Los obispos comparan esto con la leche que la madre da a los propios hijos, según lo que dice la Sagrada Escritura (Hb. 5, 12-113). De su alimento se debe alejar todo aquello que puede ser nocivo a su crecimiento. Los padres del Concilio Provincial comparan a los misioneros con los padres que procuran a sus hijos una educación cristiana. Como ellos deben preservar a los neófitos de cualquier escándalo.
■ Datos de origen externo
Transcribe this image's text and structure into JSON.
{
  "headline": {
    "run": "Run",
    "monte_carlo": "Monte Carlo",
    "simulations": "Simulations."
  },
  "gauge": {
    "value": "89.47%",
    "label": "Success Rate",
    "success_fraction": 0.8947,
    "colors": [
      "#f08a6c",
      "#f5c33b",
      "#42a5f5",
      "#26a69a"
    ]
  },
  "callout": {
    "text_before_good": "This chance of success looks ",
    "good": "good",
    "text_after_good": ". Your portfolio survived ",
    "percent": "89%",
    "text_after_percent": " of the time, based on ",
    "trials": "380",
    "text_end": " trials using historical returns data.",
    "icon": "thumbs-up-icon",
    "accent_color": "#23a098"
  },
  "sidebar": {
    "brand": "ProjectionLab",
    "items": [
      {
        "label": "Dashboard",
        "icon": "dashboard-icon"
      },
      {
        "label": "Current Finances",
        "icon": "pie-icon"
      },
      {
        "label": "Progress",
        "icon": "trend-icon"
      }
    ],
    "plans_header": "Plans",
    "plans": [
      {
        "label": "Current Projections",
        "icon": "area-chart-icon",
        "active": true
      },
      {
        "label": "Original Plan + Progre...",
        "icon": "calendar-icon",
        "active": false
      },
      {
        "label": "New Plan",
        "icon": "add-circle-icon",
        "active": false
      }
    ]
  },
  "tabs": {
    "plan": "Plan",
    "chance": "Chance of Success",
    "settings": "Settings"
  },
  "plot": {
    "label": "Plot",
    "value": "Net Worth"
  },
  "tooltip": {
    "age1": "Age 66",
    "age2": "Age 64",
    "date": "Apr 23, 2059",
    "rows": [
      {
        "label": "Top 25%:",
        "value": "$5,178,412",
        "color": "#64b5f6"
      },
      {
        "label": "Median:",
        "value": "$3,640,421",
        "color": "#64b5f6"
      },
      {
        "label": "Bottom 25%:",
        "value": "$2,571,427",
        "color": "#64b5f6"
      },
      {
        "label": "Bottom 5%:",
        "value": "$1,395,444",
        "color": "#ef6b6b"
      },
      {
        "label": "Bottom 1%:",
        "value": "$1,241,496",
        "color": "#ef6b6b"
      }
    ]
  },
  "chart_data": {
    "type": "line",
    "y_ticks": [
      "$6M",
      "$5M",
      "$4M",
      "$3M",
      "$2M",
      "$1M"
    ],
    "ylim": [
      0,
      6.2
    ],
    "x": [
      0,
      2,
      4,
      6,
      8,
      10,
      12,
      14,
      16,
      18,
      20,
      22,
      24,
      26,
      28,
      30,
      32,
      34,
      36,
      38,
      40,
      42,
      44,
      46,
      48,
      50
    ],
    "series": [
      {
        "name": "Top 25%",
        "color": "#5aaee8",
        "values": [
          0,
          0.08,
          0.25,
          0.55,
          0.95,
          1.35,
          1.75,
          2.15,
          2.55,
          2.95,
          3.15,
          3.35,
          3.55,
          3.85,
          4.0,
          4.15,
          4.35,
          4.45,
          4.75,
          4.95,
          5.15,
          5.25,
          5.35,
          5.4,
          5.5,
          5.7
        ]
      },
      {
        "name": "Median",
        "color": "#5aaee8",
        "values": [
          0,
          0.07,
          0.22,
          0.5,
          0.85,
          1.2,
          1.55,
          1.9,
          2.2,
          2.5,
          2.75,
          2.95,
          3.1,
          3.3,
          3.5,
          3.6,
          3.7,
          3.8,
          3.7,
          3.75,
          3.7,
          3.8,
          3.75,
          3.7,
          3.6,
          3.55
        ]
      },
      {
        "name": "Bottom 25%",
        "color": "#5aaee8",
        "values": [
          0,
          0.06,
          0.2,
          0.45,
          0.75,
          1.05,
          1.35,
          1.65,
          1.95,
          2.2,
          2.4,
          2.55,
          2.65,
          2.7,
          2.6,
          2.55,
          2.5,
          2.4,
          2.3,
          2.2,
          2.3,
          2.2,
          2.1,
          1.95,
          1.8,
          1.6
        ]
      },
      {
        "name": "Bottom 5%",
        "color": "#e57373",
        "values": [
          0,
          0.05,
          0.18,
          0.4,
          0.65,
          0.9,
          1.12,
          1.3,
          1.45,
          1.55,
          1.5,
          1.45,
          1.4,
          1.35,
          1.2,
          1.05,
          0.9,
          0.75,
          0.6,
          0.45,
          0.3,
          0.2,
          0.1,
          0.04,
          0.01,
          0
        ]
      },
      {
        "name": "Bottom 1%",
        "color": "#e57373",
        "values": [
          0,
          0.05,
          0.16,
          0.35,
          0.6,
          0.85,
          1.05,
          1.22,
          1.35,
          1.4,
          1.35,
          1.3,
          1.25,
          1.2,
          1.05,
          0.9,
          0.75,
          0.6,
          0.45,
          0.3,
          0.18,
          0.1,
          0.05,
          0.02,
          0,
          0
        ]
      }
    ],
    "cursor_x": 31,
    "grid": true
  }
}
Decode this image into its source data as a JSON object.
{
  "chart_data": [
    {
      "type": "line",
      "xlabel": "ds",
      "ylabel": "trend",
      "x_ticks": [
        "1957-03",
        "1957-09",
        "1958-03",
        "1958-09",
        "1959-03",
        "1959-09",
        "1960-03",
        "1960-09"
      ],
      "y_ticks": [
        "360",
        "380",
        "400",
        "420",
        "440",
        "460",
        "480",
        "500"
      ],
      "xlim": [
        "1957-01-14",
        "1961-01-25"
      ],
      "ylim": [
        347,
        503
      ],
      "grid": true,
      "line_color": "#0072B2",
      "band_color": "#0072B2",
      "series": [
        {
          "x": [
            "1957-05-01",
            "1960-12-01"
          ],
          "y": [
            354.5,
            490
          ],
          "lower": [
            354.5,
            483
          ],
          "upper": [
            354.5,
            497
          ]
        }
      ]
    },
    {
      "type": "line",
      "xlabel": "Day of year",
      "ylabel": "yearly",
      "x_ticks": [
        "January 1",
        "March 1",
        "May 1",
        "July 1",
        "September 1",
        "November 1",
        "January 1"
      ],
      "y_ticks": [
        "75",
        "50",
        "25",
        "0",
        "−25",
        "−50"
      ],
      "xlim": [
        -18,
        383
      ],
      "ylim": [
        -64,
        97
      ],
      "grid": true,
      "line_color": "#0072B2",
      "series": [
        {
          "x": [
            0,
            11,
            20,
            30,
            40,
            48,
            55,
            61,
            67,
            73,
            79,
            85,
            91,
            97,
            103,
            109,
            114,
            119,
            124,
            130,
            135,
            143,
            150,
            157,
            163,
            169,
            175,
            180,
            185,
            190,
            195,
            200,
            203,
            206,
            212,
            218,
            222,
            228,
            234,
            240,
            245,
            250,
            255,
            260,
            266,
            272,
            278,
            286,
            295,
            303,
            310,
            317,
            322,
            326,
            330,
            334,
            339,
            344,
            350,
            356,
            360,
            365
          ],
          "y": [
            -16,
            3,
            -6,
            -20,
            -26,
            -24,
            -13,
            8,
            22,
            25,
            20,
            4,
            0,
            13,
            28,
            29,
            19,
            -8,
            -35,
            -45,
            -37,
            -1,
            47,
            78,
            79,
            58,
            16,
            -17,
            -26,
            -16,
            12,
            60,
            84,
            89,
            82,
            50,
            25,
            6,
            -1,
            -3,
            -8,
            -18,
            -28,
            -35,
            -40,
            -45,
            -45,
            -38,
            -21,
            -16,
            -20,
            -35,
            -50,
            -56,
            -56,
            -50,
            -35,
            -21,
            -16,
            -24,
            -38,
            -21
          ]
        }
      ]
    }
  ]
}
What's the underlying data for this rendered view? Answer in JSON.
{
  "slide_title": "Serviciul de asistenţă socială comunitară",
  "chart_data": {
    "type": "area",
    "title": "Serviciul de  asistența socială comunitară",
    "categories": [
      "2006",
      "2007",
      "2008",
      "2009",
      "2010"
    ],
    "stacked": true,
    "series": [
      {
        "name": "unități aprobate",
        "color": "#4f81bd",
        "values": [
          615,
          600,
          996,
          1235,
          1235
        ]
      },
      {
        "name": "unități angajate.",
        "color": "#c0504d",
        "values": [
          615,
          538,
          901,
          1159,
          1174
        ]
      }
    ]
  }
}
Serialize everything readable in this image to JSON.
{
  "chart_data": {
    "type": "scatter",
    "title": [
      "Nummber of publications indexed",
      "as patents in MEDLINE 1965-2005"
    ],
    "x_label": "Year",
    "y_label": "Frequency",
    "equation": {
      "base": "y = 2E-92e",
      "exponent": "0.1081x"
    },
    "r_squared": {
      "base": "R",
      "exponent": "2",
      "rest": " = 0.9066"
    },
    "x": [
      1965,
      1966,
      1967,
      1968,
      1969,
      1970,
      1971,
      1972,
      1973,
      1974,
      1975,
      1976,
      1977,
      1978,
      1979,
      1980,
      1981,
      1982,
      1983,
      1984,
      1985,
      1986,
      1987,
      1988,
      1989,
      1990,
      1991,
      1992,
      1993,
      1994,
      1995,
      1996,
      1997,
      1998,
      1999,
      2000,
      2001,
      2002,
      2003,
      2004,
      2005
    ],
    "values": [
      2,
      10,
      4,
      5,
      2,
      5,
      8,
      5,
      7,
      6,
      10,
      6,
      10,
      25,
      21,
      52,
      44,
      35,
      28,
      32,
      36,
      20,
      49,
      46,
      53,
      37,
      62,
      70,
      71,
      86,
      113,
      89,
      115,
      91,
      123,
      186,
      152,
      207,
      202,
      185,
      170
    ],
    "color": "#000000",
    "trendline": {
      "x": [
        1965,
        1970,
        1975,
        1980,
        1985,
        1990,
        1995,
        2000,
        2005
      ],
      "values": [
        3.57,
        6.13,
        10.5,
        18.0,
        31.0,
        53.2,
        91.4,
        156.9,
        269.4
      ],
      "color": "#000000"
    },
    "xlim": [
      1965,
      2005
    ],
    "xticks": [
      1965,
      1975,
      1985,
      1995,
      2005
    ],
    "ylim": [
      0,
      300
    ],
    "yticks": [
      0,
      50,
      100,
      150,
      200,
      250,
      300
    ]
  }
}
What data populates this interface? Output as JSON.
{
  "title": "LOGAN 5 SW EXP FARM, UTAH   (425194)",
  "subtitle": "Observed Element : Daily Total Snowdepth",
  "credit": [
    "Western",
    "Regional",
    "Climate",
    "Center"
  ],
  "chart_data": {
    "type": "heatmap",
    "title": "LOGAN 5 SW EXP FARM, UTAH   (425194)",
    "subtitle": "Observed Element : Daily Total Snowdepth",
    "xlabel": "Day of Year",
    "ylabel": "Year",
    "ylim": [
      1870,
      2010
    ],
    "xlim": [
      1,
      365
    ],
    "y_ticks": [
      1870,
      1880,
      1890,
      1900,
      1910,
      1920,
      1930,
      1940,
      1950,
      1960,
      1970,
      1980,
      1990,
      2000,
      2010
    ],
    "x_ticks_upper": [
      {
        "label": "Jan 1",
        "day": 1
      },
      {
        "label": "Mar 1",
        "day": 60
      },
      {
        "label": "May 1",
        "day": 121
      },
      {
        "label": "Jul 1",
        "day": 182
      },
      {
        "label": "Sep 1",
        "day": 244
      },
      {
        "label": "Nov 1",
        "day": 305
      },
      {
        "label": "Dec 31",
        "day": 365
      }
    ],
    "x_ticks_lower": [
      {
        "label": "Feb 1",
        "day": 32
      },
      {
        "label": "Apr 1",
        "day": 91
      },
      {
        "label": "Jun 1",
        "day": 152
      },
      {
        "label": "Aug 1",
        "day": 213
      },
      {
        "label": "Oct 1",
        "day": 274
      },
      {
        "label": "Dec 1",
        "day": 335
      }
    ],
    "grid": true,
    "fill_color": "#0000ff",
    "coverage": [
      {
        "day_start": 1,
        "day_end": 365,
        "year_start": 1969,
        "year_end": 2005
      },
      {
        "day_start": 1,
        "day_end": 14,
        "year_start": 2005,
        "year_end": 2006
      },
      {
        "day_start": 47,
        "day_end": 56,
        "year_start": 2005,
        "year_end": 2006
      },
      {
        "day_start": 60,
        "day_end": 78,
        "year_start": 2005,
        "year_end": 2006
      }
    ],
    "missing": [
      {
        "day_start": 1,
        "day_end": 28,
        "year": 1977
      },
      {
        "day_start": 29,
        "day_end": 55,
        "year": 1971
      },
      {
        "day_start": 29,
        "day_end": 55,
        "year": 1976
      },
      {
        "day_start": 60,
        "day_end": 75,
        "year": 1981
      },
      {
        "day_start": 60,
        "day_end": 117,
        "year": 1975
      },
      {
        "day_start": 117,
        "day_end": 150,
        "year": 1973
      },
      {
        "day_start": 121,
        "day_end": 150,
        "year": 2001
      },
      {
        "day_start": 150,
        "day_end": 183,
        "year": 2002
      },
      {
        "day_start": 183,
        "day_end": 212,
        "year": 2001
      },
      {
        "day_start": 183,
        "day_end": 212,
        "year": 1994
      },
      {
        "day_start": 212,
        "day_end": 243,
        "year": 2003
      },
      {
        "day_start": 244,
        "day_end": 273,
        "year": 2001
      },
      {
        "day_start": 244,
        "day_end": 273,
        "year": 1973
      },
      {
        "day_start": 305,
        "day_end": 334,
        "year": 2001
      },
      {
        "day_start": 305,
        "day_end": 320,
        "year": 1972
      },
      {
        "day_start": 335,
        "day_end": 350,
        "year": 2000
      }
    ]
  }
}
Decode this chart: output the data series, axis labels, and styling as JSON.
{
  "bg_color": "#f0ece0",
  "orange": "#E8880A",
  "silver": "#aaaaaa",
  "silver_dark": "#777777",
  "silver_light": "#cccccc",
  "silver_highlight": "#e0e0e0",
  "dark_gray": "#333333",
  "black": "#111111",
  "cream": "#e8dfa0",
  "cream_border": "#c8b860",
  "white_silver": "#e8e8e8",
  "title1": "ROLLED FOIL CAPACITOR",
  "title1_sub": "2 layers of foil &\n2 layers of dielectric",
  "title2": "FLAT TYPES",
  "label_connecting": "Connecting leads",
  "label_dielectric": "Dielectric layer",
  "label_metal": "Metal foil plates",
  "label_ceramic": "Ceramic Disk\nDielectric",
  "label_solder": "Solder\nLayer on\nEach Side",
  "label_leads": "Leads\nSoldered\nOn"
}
Por esto sacerdotes indígenas causan grandísimo daño y no son aptos para un ministerio fructuoso[34].
El III Concilio Provincial de Lima (1582/83).
El proyecto del catecismo
Los padres del III Concilio Limense consideraron la composición de un catecismo junto a la reforma como la preocupación principal de la reunión[35]. A más de treinta años se había deseado tal instrumento, muy necesario para el trabajo misionero y que debía ser tratado en las lenguas indígenas más comunes. Los Obispos propusieron las líneas programáticas según las cuales se debía elaborar el catecismo. El equipo redactor debía inspirar su labor en las normas generales del Concilio de Trento y del catecismo editado por la Santa Sede (Pio V). Entre las normas de composición sobresalió la solicitud del Concilio Provincial para adaptarse a la condición de los indígenas "conforme a su capacidad"[36]. Los Obispos enumeraron también los temas principales del catecismo, que son: el Símbolo de los Apóstoles, el Decálogo, los Sacramentos y las oraciones principales. El mismo Decreto indica el mínimo de las verdades que se deben preguntar a los moribundos, a las personas ancianas e inválidas: que Dios es uno en tres personas, Padre, Hijo y Espíritu Santo, la Encarnación de Jesucristo, la Pasión y Resurrección; que Dios premia a los justos con la vida eterna y castiga a los malos con la pena que se merecen[37].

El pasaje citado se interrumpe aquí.